Zur Begründung wurde dazu weiterhin auf das Regelwerk der Deutschen Vereinigung für Wasserwirtschaft, Abwasser und Abfall e.V. (DWA) verwiesen, „wobei die vorhandenen Sickerschächte nicht dem aktuellen technischen Regelwerk entsprechen“ würden und der aktuelle Zustand „insofern als Duldungszustand zu verstehen“ sei.

In der Stellungnahme der Verwaltung auf eine weitere Bezirksratsanfrage zu dieser Thematik (DS.-Nr. 22-20251-01) vom 10. Januar dieses Jahres heißt es, dass im gesamten Quartier Wenden-Süd-West „dieselben problematischen und nicht mehr legalen Anlagen der Regenwasserversickerung in Form von Sickerschächten anzutreffen“ seien.

Aufgrund der örtlichen Zuständigkeit der Stadtbezirke beziehen sich die beiden genannten Anfragen zwar lediglich auf einen unserer Braunschweiger Stadtteile, wegen der Grundsätzlichkeit der Beantwortung dürfte diese jedoch für ganz Braunschweig Bedeutung haben.
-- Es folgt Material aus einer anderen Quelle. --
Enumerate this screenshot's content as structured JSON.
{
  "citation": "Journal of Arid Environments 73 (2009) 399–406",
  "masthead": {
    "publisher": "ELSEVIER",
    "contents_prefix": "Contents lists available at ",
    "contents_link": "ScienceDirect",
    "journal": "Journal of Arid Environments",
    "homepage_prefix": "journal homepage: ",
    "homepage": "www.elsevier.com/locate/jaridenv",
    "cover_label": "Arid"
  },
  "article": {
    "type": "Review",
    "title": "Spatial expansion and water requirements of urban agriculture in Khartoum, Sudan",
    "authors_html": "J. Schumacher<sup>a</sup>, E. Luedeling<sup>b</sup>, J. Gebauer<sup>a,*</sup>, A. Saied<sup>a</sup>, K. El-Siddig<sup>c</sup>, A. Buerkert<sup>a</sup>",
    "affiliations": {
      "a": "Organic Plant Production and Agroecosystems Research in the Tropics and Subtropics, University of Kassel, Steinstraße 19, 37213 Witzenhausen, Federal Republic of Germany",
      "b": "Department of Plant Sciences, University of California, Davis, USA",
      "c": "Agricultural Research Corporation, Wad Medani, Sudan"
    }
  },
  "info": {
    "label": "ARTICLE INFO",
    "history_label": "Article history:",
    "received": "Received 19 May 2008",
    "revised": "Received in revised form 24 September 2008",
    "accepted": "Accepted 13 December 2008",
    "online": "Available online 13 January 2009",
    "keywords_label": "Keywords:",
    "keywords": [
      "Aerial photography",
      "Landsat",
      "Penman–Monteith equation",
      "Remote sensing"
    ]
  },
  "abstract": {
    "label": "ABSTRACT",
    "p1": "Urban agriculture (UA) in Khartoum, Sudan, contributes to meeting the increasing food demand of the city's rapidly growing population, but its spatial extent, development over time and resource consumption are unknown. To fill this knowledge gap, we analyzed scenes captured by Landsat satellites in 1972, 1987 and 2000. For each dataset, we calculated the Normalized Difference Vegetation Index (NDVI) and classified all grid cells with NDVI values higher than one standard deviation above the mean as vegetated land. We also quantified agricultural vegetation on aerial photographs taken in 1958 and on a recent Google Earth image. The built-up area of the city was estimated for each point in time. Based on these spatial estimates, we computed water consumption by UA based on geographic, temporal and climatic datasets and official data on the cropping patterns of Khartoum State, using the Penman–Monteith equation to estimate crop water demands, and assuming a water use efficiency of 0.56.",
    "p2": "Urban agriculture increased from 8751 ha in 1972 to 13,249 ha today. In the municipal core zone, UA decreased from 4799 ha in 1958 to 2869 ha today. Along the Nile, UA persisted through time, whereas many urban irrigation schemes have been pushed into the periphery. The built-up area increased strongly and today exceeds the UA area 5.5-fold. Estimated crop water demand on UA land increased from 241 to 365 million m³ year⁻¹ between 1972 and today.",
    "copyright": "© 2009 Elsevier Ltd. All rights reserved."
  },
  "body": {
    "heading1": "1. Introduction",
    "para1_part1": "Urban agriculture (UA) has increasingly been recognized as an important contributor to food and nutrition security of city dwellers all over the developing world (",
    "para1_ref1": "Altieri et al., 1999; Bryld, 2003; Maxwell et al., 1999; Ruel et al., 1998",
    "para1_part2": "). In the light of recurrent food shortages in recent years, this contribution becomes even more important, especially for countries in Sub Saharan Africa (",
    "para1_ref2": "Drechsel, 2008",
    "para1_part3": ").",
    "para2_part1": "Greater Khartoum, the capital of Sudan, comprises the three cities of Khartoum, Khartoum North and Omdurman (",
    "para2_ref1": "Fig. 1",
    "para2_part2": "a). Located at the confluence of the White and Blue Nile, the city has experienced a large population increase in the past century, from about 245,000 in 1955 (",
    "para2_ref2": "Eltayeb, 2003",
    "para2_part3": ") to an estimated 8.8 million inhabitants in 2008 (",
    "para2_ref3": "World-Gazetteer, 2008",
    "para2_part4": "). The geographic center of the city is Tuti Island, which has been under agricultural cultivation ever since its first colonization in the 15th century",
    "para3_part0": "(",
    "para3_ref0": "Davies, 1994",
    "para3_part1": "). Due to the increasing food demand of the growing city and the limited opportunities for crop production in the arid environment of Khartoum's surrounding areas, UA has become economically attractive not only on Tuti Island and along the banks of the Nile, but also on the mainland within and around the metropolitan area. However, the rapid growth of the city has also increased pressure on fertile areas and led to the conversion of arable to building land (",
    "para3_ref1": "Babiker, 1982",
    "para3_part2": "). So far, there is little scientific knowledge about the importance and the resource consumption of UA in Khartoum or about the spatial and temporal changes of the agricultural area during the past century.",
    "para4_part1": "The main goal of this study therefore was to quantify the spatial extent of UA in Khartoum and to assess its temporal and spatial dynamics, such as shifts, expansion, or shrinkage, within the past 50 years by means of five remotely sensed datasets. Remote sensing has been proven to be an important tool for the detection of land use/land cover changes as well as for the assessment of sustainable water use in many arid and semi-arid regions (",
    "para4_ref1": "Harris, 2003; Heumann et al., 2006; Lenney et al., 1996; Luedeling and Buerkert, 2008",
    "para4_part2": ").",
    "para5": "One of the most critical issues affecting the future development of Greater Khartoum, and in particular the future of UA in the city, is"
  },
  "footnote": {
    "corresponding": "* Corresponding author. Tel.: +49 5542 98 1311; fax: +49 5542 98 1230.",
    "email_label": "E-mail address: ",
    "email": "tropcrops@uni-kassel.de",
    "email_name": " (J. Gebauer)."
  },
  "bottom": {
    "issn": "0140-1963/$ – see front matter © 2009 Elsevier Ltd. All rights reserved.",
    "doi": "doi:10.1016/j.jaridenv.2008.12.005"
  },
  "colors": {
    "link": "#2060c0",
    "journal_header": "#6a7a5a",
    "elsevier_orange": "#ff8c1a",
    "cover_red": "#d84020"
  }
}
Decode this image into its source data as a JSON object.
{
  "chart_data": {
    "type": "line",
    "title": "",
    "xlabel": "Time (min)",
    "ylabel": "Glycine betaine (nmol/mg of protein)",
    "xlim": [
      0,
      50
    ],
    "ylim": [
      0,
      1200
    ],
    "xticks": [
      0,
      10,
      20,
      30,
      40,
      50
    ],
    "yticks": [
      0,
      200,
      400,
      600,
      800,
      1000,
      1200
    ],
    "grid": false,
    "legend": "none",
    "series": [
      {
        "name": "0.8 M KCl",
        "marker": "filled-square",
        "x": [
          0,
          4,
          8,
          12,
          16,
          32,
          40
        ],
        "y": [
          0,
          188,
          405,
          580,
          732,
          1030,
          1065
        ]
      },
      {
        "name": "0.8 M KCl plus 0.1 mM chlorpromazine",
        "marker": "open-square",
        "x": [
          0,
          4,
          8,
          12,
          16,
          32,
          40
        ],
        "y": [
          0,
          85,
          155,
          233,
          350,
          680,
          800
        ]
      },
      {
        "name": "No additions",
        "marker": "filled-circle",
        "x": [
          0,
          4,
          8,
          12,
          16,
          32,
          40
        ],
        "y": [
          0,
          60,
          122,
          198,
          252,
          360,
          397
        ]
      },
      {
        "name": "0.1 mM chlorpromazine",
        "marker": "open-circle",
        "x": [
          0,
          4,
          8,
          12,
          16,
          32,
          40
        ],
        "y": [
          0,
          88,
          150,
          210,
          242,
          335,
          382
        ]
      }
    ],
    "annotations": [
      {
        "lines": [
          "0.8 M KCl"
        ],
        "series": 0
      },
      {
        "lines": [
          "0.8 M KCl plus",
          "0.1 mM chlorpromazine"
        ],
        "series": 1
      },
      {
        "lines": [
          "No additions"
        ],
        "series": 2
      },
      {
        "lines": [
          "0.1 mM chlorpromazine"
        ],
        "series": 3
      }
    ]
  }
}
Vor diesem Hintergrund fragen wir die Verwaltung:

1. Welchen konkreten Wortlaut hat die Untersagung (inkl. Begründung) der Unteren Wasserbehörde zu den Sickerschächten in Wenden bzw. allgemein zur Behandlung von Straßenabwässern in Braunschweig?

2. In welchen weiteren Quartieren in Braunschweig gibt es ähnliche, nicht mehr legale Anlagen zur Versickerung von Regenwasser im öffentlichen Straßenraum?

3. Wie ist in diesen weiteren Quartieren im Stadtgebiet geplant, die Sickerschächte durch den Neubau von Regenwasserkanälen zu ersetzen?